Commodities, Finance, Gold, News

It’s not all doom and gloom for gold


The gold price has been trending south ever since its March highs, and while the near-term outlook is bearish the precious metal is expected to trade above pre-COVID levels in the long term.

It’s easy to forget that entering 2020 – the year COVID-19 took control – gold was trading below $US1500 per ounce.

Gold thrives on global uncertainty, so when the pandemic tightened its grip the commodity responded accordingly, surging above $US1600 for the first time in seven years in late February 2020.

The precious metal then notched $US1700 before scaling $US1800 per ounce in July 2020.

Independent analyst Ross Norman told Reuters at the time that gold would be nudging $US2000 by the end of 2020. It only needed one more month to achieve this milestone, however, rising above $US2070 for the first time ever.

The reason?

Investors flocked to gold as a safe haven amid the economic turmoil of COVID-19, opting for assets that could maintain their value.

Despite the March rush, Gold has cooled since its 2020 highs and was trading at $US1712.50 ($2521.8) at close on September 2, according to the World Gold Council.

In a recent report, Fitch Solutions said it is “neutral to bearish” towards gold prices for the rest of 2022, with the commodity navigating competing economic forces as myriad risks surround the global economy.

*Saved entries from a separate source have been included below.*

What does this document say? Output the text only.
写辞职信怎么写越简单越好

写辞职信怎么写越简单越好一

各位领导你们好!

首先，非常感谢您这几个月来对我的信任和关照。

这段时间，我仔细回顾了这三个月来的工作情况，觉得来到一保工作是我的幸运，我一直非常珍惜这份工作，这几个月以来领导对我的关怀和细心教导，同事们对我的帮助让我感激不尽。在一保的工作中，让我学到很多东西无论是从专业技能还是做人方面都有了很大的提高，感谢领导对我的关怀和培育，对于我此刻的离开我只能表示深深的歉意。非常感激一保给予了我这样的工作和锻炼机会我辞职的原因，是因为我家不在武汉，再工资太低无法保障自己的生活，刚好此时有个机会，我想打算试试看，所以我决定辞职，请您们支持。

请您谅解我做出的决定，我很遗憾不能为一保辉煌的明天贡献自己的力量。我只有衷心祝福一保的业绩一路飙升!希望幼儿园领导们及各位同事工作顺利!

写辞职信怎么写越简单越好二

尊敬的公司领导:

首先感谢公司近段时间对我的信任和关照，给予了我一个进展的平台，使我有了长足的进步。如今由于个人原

“On the one hand, gold remains above its pre-COVID levels as it continues to be supported by rising recession risks, the still-evolving Ukraine war, risks to the mainland Chinese economy on the back of its zero-COVID policy, and the still persisting COVID-19 pandemic,” Fitch said.

“On the other hand, significant pressure on prices is stemming from the US Fed’s aggressive hiking and rising real bond yields, a stronger for longer US dollar, likely peaking of inflation in Q3, as well as the continued easing of restrictions as vaccination rates continue to rise.”

Fitch expects the precious metal to average $US1800 per ounce in 2022 and 2023, before cooling to $US1700 in 2024 and $US1610 in 2025.

While this might seem like a significant decline, it’s still higher than pre-COVID levels, with Fitch suggesting gold will be supported as long as the pandemic exists and geopolitical crises, such as the Russia–Ukraine conflict, continue to remain.